Talking about his association with India, Jayadev, says, “In the UK, I had an Indian neighbour who gave me a copy of the Ramayana which actually started me on my spiritual journey. I was so touched and influenced by the epic that I quit alcohol and non-vegetarian food!”
In 1980, Jayadev became an alternative therapist devoting his life to helping others through music, hypnotherapy, past-life regression therapy and reflexology. As a world-renowned healer, musician, and accomplished spiritualist, Jayadev introduced Supersoul Yoga to the West in 2001 as he wanted to establish a potent process of self-healing relevant to the pressures and demands of the new millennium.
“I have healed nearly 30,000 people till date with past-life therapy which is also mentioned in the Bhagavat Gita. It helps in removing negativity and encourages people to lead a positive life.”
“In 1983, I became a Krishna devotee because he is one God with whom I relate to.

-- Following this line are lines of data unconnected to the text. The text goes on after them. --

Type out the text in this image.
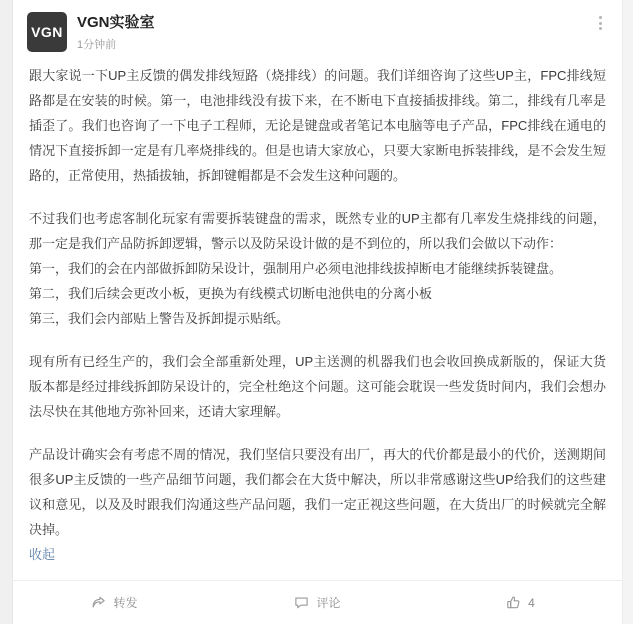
VGN
VGN实验室
1分钟前

跟大家说一下UP主反馈的偶发排线短路（烧排线）的问题。我们详细咨询了这些UP主，FPC排线短路都是在安装的时候。第一，电池排线没有拔下来，在不断电下直接插拔排线。第二，排线有几率是插歪了。我们也咨询了一下电子工程师，无论是键盘或者笔记本电脑等电子产品，FPC排线在通电的情况下直接拆卸一定是有几率烧排线的。但是也请大家放心，只要大家断电拆装排线，是不会发生短路的，正常使用，热插拔轴，拆卸键帽都是不会发生这种问题的。

不过我们也考虑客制化玩家有需要拆装键盘的需求，既然专业的UP主都有几率发生烧排线的问题，那一定是我们产品防拆卸逻辑，警示以及防呆设计做的是不到位的，所以我们会做以下动作：

第一，我们的会在内部做拆卸防呆设计，强制用户必须电池排线拔掉断电才能继续拆装键盘。

第二，我们后续会更改小板，更换为有线模式切断电池供电的分离小板

第三，我们会内部贴上警告及拆卸提示贴纸。

现有所有已经生产的，我们会全部重新处理，UP主送测的机器我们也会收回换成新版的，保证大货版本都是经过排线拆卸防呆设计的，完全杜绝这个问题。这可能会耽误一些发货时间内，我们会想办法尽快在其他地方弥补回来，还请大家理解。

产品设计确实会有考虑不周的情况，我们坚信只要没有出厂，再大的代价都是最小的代价，送测期间很多UP主反馈的一些产品细节问题，我们都会在大货中解决，所以非常感谢这些UP给我们的这些建议和意见，以及及时跟我们沟通这些产品问题，我们一定正视这些问题，在大货出厂的时候就完全解决掉。

收起
转发	评论	4
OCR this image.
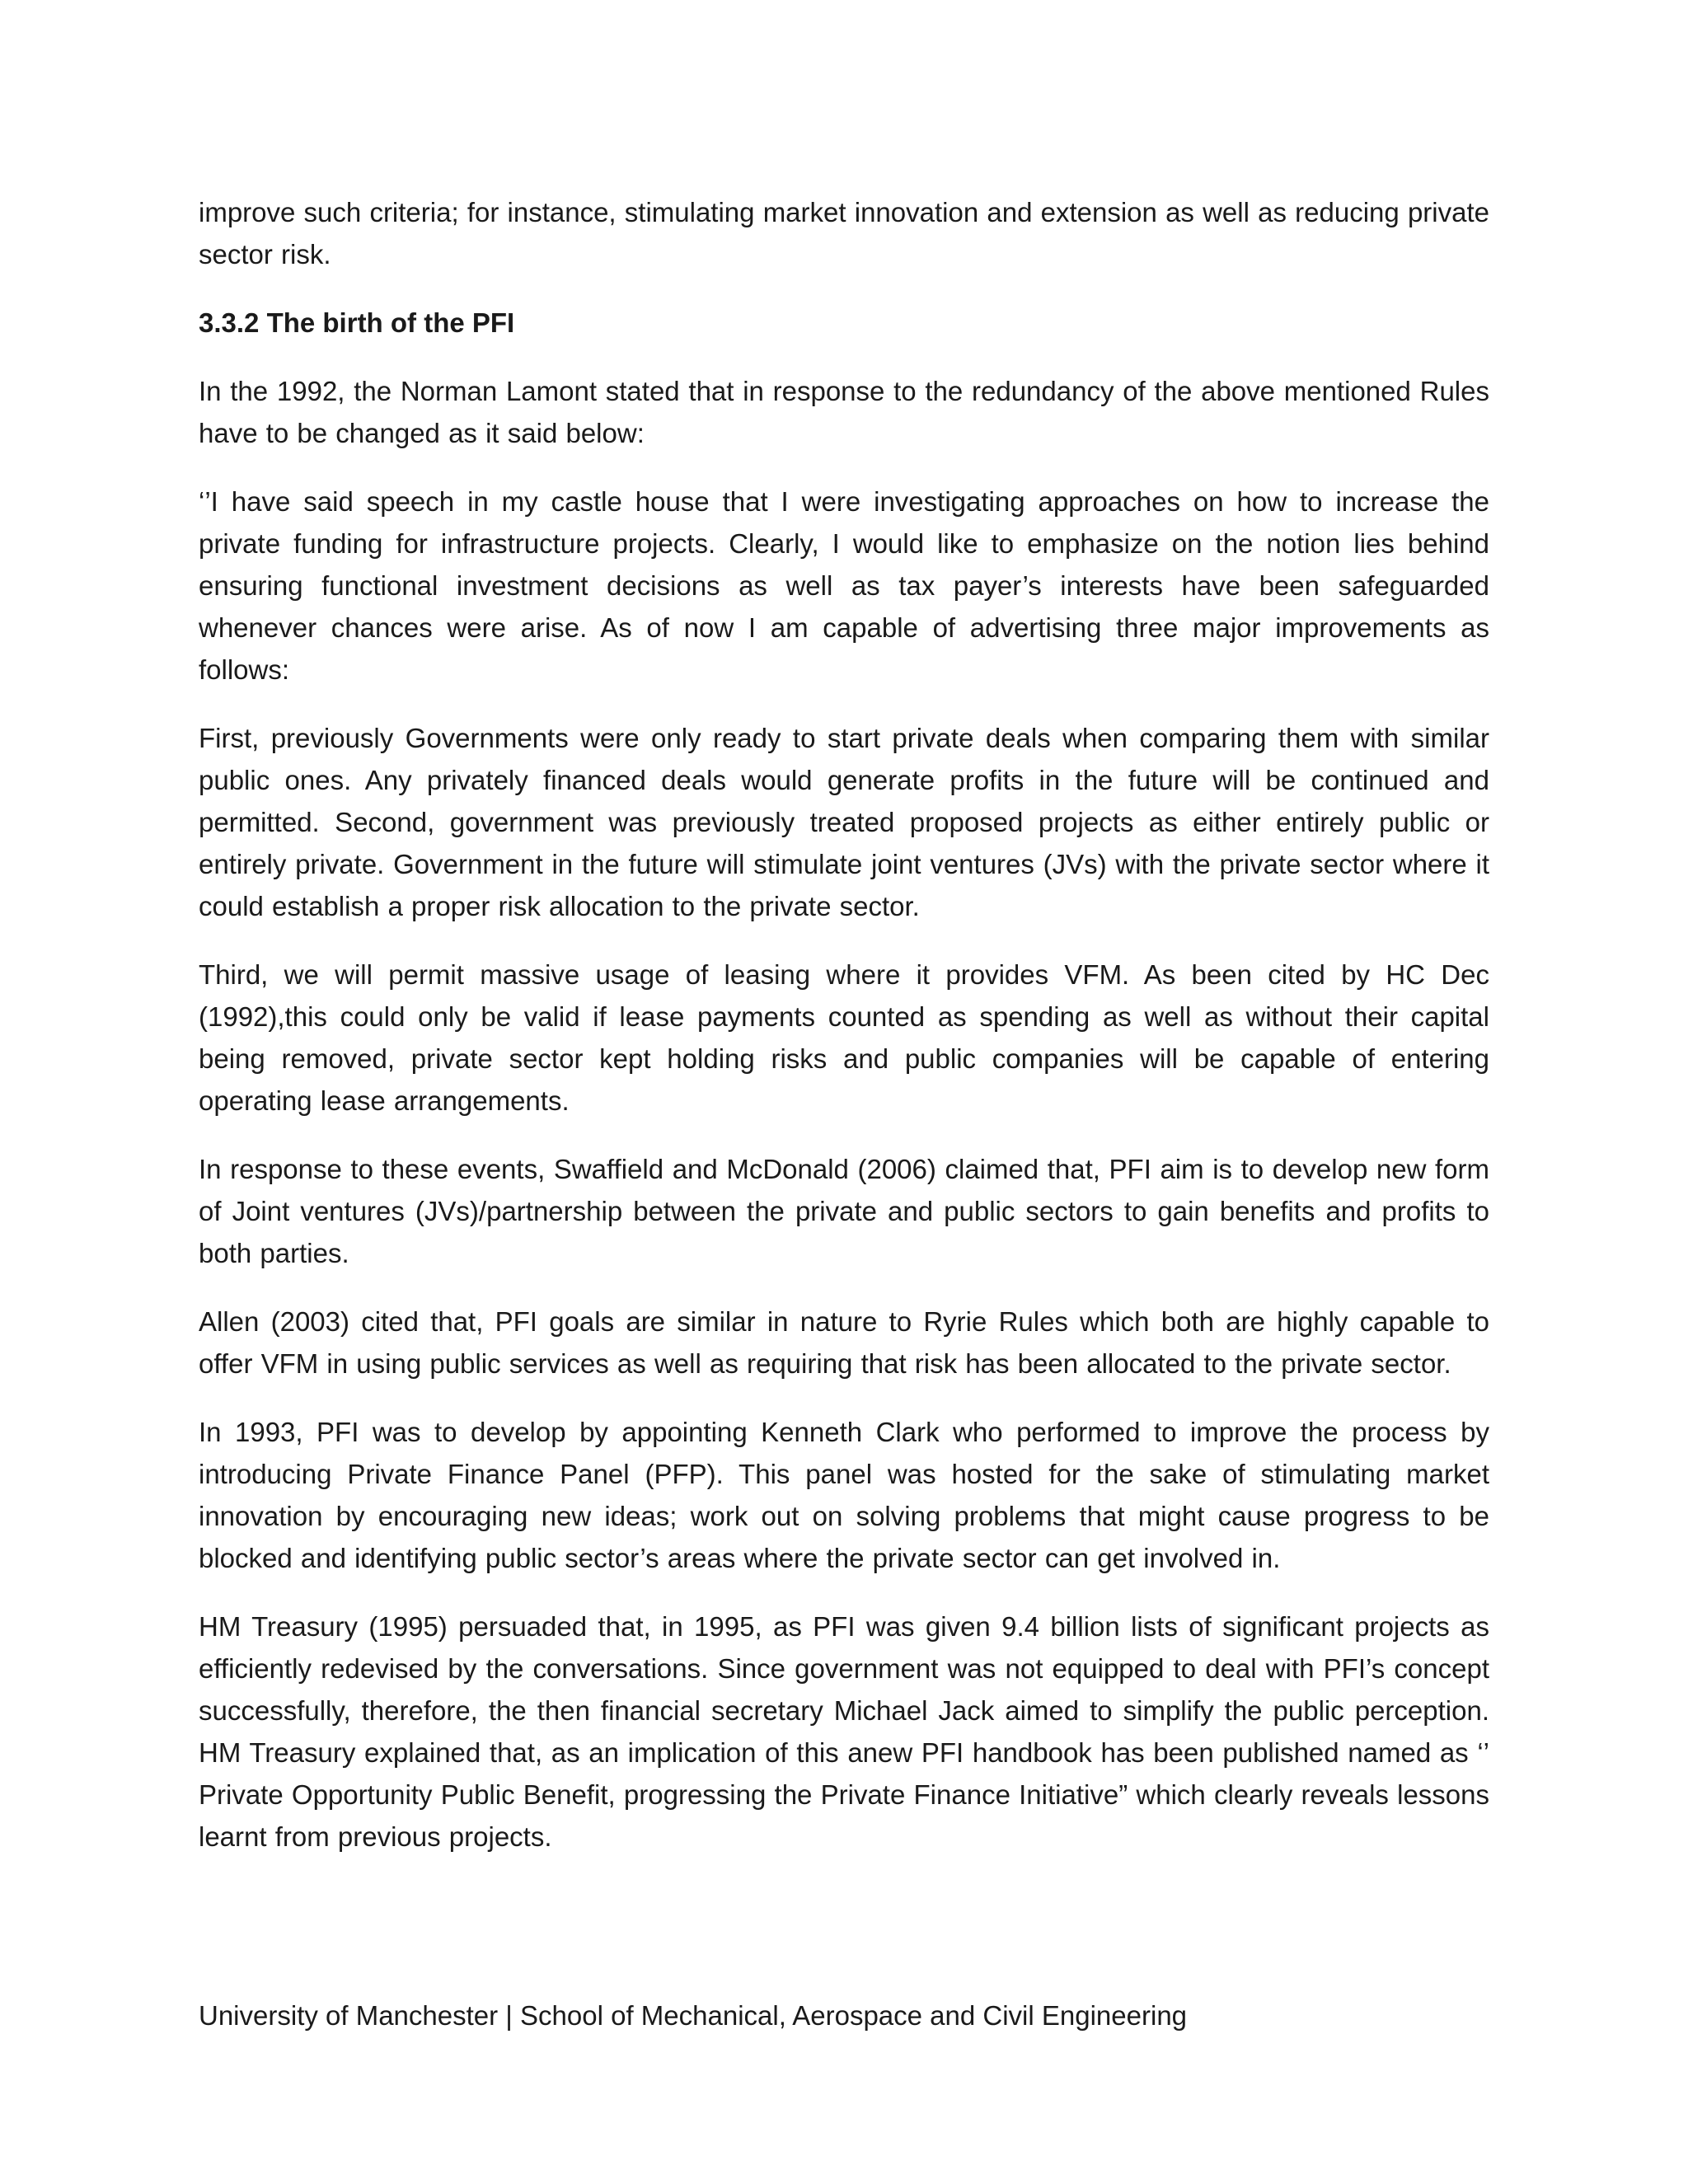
improve such criteria; for instance, stimulating market innovation and extension as well as reducing private sector risk.

3.3.2 The birth of the PFI

In the 1992, the Norman Lamont stated that in response to the redundancy of the above mentioned Rules have to be changed as it said below:

‘’I have said speech in my castle house that I were investigating approaches on how to increase the private funding for infrastructure projects. Clearly, I would like to emphasize on the notion lies behind ensuring functional investment decisions as well as tax payer’s interests have been safeguarded whenever chances were arise. As of now I am capable of advertising three major improvements as follows:

First, previously Governments were only ready to start private deals when comparing them with similar public ones. Any privately financed deals would generate profits in the future will be continued and permitted. Second, government was previously treated proposed projects as either entirely public or entirely private. Government in the future will stimulate joint ventures (JVs) with the private sector where it could establish a proper risk allocation to the private sector.

Third, we will permit massive usage of leasing where it provides VFM. As been cited by HC Dec (1992),this could only be valid if lease payments counted as spending as well as without their capital being removed, private sector kept holding risks and public companies will be capable of entering operating lease arrangements.

In response to these events, Swaffield and McDonald (2006) claimed that, PFI aim is to develop new form of Joint ventures (JVs)/partnership between the private and public sectors to gain benefits and profits to both parties.

Allen (2003) cited that, PFI goals are similar in nature to Ryrie Rules which both are highly capable to offer VFM in using public services as well as requiring that risk has been allocated to the private sector.

In 1993, PFI was to develop by appointing Kenneth Clark who performed to improve the process by introducing Private Finance Panel (PFP). This panel was hosted for the sake of stimulating market innovation by encouraging new ideas; work out on solving problems that might cause progress to be blocked and identifying public sector’s areas where the private sector can get involved in.

HM Treasury (1995) persuaded that, in 1995, as PFI was given 9.4 billion lists of significant projects as efficiently redevised by the conversations. Since government was not equipped to deal with PFI’s concept successfully, therefore, the then financial secretary Michael Jack aimed to simplify the public perception. HM Treasury explained that, as an implication of this anew PFI handbook has been published named as ‘’ Private Opportunity Public Benefit, progressing the Private Finance Initiative” which clearly reveals lessons learnt from previous projects.

University of Manchester | School of Mechanical, Aerospace and Civil Engineering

I also did an opera on Bhagavat Gita the same year. I am so attached to Krishna and connect him to my life, my music and my therapy,” shares Jayadev.

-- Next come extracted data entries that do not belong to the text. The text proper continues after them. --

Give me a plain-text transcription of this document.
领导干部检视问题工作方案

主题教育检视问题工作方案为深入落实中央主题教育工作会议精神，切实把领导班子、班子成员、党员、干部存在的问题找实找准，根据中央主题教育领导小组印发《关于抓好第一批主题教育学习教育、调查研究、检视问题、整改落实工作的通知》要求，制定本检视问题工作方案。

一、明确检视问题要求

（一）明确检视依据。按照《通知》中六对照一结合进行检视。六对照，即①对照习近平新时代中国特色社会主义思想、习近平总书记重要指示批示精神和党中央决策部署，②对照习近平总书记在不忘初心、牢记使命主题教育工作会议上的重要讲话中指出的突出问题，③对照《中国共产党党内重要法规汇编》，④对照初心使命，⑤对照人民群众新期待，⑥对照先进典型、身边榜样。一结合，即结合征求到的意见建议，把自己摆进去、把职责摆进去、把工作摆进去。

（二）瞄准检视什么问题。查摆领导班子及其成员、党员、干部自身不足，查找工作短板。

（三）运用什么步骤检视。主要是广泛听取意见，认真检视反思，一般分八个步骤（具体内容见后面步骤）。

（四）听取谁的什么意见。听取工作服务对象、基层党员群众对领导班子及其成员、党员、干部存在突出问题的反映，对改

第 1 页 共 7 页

Sharing his experiences in Delhi, Jayadev says it was a test for him to live here because of the traffic. “Although the people here are very religious and it is amazing to see how they deal with their lives, but it was also a complete cultural shock for me when I first came to India. I also felt bad seeing people suffer financially.”
Jayadev who was in Delhi to be part of a social cause of saving the holy cow, says the country has few issues. “The core problem is that this country is trying to ape the Western culture too much. That is the saddest part. They should not forget their roots and where they belong. India is tempted to rise as high as the US and it is dangerous for India. Because the people will lose their essence.”
Although not well versed with the national language, Hindi, he says, “I am trying to learn it and I know a bit of Sanksrit.” The therapist is in love with the Indian cuisine too. “I first tasted Indian food when I was just 16 years old and I think it is the best food in the whole world.”